Viacom owns and operates three websites through which users can stream videos and play video games. The plaintiffs in the lawsuit were registered users of those websites. When a user registered with the site, that individual would be assigned a code name based on that user’s gender and age. The plaintiffs alleged that the user code name would be combined with a code that identified which videos the user watched and that code was disclosed by Viacom to Google. The plaintiffs sued Viacom and Google alleging among other things that this disclosure was a violation of the VPPA.
The VPPA claim against Google was dismissed because the court found that Google was not a “video tape service provider” (“VTSP”) as required for liability under the statute. The court reasoned that Google is not “engaged in the business of renting, selling, or delivering either video tapes or similar audio materials.” Some courts have shown a willingness to extend the definition of a VTSP to companies such as Hulu and Netflix that offer video-streaming services, but the court in this case stopped short of extending it to Google, a company that does not offer video services as its main business.

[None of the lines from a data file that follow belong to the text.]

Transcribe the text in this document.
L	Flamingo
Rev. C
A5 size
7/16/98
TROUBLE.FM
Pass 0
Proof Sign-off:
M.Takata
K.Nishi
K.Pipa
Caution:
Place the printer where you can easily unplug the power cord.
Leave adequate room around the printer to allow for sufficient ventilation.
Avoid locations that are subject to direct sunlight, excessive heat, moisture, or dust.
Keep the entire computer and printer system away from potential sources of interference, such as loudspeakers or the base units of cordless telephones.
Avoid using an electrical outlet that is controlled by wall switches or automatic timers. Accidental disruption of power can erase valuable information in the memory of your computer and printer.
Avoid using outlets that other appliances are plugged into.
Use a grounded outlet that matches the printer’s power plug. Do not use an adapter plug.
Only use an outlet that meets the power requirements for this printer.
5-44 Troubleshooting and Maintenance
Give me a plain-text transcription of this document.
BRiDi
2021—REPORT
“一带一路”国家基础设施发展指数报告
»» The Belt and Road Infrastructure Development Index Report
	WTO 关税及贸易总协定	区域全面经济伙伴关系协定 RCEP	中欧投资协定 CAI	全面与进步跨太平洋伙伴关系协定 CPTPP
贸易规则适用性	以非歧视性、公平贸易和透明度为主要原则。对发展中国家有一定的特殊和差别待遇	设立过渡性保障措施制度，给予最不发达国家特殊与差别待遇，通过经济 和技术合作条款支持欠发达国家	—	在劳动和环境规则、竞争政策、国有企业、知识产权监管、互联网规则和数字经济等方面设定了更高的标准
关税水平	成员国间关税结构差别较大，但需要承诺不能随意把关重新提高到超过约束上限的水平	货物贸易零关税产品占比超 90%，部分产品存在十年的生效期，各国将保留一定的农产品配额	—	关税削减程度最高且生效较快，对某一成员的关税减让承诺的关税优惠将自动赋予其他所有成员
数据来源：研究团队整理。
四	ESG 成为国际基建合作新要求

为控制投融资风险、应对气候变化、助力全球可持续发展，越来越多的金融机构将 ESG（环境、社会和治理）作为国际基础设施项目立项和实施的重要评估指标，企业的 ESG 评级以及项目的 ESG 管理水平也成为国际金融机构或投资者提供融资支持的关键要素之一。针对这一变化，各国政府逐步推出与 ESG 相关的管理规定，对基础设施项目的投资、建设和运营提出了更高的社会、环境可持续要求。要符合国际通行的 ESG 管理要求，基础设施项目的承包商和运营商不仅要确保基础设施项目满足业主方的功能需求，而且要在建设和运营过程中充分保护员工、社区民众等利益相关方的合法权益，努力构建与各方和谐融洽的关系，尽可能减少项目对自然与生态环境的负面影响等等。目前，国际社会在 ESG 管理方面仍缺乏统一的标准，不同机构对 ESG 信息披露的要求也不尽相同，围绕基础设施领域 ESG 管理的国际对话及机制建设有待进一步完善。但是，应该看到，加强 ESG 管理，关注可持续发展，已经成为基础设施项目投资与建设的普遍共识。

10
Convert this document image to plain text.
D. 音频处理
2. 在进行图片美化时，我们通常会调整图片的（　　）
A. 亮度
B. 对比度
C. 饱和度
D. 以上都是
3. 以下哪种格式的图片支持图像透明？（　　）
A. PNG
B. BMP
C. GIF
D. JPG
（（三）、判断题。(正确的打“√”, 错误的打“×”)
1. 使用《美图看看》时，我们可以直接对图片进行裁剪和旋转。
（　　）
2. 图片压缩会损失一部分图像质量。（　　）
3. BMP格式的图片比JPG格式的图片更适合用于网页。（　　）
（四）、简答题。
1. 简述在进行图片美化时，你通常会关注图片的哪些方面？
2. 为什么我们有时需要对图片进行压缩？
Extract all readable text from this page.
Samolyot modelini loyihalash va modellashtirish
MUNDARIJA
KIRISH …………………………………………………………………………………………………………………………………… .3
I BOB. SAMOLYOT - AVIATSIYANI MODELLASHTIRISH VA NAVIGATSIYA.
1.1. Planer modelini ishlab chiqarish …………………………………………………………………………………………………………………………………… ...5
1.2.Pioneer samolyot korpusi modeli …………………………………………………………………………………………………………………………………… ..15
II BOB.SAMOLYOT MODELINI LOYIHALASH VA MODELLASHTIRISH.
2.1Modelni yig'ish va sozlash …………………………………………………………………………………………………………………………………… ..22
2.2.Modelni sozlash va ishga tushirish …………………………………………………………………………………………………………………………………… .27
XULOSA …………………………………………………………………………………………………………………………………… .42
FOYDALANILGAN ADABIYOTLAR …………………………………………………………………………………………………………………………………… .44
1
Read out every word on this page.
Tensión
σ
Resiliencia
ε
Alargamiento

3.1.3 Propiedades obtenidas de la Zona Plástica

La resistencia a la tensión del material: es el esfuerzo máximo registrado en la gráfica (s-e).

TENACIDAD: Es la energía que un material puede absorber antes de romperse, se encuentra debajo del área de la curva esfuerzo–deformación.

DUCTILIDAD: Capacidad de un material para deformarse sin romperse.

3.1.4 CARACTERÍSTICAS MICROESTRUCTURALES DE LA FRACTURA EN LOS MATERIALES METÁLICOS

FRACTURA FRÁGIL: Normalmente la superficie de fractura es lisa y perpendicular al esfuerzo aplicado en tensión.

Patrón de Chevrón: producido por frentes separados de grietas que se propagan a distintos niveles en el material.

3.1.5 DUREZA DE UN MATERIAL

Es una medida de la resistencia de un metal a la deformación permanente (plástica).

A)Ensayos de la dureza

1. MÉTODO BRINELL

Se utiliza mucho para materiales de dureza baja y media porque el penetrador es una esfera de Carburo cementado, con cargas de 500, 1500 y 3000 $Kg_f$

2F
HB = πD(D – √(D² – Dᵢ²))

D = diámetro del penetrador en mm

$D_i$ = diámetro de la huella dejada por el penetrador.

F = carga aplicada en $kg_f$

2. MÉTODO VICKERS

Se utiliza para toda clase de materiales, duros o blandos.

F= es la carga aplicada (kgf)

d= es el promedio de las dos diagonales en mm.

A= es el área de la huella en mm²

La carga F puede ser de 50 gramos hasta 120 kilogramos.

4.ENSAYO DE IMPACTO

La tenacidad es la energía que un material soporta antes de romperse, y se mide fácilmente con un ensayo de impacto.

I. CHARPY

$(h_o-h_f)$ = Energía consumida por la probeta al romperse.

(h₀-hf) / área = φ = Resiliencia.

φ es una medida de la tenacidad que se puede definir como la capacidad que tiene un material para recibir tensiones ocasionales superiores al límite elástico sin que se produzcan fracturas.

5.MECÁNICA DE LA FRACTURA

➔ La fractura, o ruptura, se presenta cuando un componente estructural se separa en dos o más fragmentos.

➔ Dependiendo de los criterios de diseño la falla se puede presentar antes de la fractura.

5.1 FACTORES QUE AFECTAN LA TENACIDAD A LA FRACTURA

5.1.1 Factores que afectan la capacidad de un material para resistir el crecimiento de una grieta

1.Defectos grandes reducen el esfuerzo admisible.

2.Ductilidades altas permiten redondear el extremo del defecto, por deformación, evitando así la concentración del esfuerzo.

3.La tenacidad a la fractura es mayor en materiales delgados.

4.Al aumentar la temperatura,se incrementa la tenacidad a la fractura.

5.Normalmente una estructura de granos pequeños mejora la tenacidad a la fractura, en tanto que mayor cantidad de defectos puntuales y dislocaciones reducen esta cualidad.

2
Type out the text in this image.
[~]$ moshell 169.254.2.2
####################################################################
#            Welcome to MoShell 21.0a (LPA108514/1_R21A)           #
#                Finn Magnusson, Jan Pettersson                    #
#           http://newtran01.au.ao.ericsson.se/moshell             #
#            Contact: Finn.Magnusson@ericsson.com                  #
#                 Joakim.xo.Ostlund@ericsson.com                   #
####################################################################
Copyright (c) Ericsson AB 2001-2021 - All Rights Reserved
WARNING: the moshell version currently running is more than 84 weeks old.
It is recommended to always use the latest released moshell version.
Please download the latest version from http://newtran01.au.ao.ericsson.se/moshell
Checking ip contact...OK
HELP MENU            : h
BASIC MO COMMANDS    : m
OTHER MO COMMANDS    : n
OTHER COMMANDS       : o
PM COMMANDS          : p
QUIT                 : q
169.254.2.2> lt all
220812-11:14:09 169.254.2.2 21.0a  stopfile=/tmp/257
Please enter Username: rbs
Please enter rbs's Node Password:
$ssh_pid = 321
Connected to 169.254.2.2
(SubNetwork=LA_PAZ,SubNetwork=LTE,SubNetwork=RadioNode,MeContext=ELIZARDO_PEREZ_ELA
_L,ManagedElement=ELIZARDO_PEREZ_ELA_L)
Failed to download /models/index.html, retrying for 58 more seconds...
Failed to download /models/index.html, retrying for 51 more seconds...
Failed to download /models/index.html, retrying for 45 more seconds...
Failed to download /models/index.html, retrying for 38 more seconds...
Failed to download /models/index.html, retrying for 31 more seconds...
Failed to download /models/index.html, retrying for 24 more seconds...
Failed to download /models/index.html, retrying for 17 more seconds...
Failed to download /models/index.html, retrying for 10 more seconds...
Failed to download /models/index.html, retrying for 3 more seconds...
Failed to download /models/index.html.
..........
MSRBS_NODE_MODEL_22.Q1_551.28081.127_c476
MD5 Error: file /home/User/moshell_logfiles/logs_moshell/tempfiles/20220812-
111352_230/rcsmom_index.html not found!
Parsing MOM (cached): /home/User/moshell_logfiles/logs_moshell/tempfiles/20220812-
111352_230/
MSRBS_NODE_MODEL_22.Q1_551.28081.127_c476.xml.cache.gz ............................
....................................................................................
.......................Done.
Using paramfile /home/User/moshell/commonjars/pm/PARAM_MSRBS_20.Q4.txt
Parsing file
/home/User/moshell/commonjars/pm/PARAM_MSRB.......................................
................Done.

The VPPA claim against Viacom failed because the court found that, even if Viacom were a VTSP, an issue the court did not reach, Viacom did not release personally identifiable information to Google, which is required to have occurred under the VPPA. The court concluded that “anonymous user IDs, a child’s gender and age, and information about the computer used to access Viacom’s websites” – even if disclosed by Viacom – were not personally identifiable information.
With its potential for large damages there has been a recent uptick in cases filed under the VPPA. Recently, plaintiffs have filed cases against well-known media companies including Hulu, Netflix, ESPN, the Cartoon Network, and The Wall Street Journal. These cases have started to show a trend in shifting away from the intended defendants, companies whose main line of business is renting and selling videos, and toward companies that provide streaming video as part of their business.
The line drawn by the court in this case of who can be considered a VTSP could be a significant win for companies that offer mobile apps with streaming video capabilities by limiting the definition of a VTSP to companies that are in the business of renting or selling videos. Such a limitation would be welcome by many operators of new technologies. Given the vast number of devices and platforms that deliver video content of some kind, an expansion of the definition of a VTSP could lead to a flood of litigation involving companies that are not in the business of renting or selling videos and were not the intended defendants under the statute.
While this decision will not stop the recent uptick in VPPA litigation, it will provide courts with guidance as how to determine who should be liable under the VPPA. The text of the VPPA was written in a way that did not anticipate the current environment where streaming video is available on a multitude of devices. As more cases are filed, the limits of the statute’s scope will be tested. However, this court’s decision provides precedent for a common sense approach to determining who should be held liable under the VPPA.